Collectively, these variables explain about 95% of the voting breakdown in the states that have gone to the polls thus far, and predicted Obama's actual vote share within an average of two points.
Predicted and Actual Obama vote share
State Expect Actual Error
AK 72.9 74.6 1.6
AL 56.9 57.3 0.4
AR 28.8 27.9 -0.9
AZ 41.3 45.5 4.2
CA 41.2 44.8 3.7
CO 66.4 66.9 0.6
CT 53.6 52.0 -1.5
DE 57.1 55.6 -1.5
GA 68.5 68.1 -0.4
IA 54.7 56.1 1.3
ID 83.2 81.0 -2.3
IL 66.4 66.3 -0.1
KS 72.3 74.1 1.8
MA 45.9 42.0 -3.9
MN 65.9 67.5 1.6
MO 49.8 50.6 0.8
ND 64.3 62.6 -1.7
NH 45.9 48.3 2.4
NJ 50.1 44.9 -5.1
NM 49.1 49.9 0.9
NV 50.9 47.1 -3.8
NY 37.9 41.0 3.1
OK 38.7 36.3 -2.4
SC 63.4 67.6 4.2
TN 45.4 43.0 -2.4
UT 59.6 59.1 -0.5
FL 46.7 39.9 -6.8
I did not include Florida in my model because nobody had a chance to campaign there, but look at what happens when we do -- Florida is the biggest outlier.

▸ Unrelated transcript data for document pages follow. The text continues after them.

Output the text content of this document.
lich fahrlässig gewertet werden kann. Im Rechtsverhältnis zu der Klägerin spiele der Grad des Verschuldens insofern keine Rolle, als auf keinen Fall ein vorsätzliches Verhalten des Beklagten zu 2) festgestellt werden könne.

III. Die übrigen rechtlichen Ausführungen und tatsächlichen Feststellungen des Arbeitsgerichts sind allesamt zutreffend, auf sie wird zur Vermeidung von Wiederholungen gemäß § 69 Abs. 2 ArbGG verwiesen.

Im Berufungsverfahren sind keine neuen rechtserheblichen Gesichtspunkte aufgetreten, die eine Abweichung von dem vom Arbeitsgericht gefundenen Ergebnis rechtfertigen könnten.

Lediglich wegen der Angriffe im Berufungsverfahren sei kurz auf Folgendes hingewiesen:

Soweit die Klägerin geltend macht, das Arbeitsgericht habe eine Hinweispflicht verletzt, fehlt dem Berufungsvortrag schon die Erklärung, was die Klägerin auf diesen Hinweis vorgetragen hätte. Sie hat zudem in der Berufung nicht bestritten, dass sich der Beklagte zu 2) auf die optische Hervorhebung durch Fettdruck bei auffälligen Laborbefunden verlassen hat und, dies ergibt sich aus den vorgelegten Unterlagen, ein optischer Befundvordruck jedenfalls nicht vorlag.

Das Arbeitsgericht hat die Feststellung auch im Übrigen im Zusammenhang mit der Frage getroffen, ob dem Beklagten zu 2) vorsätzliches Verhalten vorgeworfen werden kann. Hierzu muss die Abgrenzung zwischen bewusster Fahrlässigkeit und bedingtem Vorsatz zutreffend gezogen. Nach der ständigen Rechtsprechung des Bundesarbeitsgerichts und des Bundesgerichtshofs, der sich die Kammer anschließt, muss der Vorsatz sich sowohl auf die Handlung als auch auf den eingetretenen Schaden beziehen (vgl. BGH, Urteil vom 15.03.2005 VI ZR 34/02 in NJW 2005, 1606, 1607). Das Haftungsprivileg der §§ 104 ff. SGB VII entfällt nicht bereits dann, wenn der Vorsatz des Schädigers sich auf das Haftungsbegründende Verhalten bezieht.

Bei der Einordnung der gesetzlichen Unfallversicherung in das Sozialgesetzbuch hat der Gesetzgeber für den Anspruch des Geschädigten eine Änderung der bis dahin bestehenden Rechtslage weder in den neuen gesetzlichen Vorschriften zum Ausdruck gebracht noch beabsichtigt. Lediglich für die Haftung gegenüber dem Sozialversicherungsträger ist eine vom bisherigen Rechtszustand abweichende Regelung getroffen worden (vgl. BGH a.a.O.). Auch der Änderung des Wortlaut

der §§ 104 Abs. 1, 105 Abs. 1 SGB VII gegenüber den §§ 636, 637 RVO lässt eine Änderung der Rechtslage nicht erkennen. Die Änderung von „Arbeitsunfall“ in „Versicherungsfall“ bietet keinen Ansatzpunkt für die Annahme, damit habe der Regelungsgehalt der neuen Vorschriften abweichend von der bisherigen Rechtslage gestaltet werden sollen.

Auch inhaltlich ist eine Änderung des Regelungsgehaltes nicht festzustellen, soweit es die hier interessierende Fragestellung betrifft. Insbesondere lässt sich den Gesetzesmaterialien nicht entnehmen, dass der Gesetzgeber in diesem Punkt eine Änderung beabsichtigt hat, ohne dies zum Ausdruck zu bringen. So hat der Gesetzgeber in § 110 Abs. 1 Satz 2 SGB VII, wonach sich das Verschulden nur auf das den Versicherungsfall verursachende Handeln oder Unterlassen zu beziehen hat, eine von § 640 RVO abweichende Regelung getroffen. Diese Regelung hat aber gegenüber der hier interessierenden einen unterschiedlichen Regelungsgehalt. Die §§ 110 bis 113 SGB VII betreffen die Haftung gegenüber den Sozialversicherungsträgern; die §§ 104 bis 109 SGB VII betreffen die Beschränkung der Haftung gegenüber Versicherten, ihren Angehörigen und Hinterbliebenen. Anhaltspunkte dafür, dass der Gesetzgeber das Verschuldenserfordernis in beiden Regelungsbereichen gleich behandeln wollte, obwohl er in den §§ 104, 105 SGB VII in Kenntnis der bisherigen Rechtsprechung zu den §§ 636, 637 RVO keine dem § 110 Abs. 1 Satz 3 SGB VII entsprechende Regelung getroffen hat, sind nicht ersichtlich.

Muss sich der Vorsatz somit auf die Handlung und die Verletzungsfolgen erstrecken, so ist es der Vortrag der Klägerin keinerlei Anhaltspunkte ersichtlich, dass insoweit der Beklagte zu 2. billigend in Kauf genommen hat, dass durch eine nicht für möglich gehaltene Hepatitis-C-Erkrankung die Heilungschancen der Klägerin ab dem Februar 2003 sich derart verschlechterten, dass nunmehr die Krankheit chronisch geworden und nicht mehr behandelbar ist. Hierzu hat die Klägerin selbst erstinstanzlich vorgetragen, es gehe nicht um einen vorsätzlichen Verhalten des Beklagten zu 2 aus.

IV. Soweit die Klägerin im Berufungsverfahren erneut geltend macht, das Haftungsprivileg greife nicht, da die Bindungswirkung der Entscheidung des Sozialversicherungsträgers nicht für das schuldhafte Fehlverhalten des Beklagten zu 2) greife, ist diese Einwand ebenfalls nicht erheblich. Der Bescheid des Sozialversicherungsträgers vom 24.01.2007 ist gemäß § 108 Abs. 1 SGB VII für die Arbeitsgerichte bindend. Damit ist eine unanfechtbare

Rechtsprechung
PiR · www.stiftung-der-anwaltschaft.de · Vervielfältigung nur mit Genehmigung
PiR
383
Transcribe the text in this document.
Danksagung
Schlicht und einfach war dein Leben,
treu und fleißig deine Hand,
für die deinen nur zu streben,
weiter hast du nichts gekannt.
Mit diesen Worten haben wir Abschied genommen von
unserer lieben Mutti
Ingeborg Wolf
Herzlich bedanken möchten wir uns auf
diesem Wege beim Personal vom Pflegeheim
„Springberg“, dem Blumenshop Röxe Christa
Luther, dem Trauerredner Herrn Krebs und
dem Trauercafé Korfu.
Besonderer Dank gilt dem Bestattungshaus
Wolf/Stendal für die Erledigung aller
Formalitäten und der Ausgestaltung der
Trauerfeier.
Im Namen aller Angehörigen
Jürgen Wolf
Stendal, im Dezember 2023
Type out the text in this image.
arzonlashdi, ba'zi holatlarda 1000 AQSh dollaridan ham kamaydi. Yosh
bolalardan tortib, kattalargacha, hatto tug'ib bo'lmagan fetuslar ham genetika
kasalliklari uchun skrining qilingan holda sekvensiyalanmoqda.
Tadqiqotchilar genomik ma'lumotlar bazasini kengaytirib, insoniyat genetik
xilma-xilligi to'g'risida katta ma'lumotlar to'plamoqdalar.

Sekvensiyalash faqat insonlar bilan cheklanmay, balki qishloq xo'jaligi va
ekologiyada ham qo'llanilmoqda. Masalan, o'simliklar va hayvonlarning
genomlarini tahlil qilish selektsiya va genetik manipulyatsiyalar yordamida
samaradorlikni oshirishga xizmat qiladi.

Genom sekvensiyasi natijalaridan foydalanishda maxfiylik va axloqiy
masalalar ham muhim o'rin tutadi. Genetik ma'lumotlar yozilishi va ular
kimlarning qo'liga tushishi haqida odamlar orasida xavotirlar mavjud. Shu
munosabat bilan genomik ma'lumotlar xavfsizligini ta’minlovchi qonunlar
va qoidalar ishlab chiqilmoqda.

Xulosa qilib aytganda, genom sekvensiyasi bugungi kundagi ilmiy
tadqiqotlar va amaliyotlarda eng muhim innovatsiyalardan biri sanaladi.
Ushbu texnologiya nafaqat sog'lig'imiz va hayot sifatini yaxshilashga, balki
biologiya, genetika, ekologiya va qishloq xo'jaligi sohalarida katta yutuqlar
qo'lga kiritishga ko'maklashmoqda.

Specifically, the model implies that Obama would have gained 6-7 points, and Hillary lost 6-7 points, if candidates had been allowed to campaign in Florida, for a net swing of 12-14 points. The ability to campaign works to Obama's benefit.
So what does the model predict for the rest of the February states? You can see the results below, but it's important to keep one thing mind: these predictions suggest what might happen at the end of an active campaign. Obama campaigned in each of the states that was used to establish the model, and that's one reason why the results ended up as they did. These results are not predictions of what polls will look like in given states, before the campaign has concluded and voters have actually gone to the polls.
Although Obama hits at least 50% in each state, several should be considered too close to call, particuarly Maine and Wisconsin. Obama will need to run a good campaign to ensure he wins these states (and since Maine is voting tomorrow, he had better get to work). Washington is another state he could lose, in large part because its Democratic electorate is quite old, but we should be seeing those results momentarily. The model also thinks that Hawaii could be close, although frankly I think it's out to lunch on that one, since it's hard to account for "home state" effects. If this prediction came true, Obama would pick up a net of 80-100 delegates in the rest of the February states.
At this point, I'm going to wait for a couple of results to come in before issuing predictions for Texas and Ohio, but at this stage the model has Hillary winning Texas by about 10 points, and Obama winning Ohio by about 10 points. One way to look at Ohio is that it's basically Missouri but with fewer Southern Baptists, so if Obama won Missouri he should be able to win Ohio too. But since he does not have the strong surrogates in Ohio that he does in Missouri, it would probably require a pitch-perfect campaign for him to accomplish that.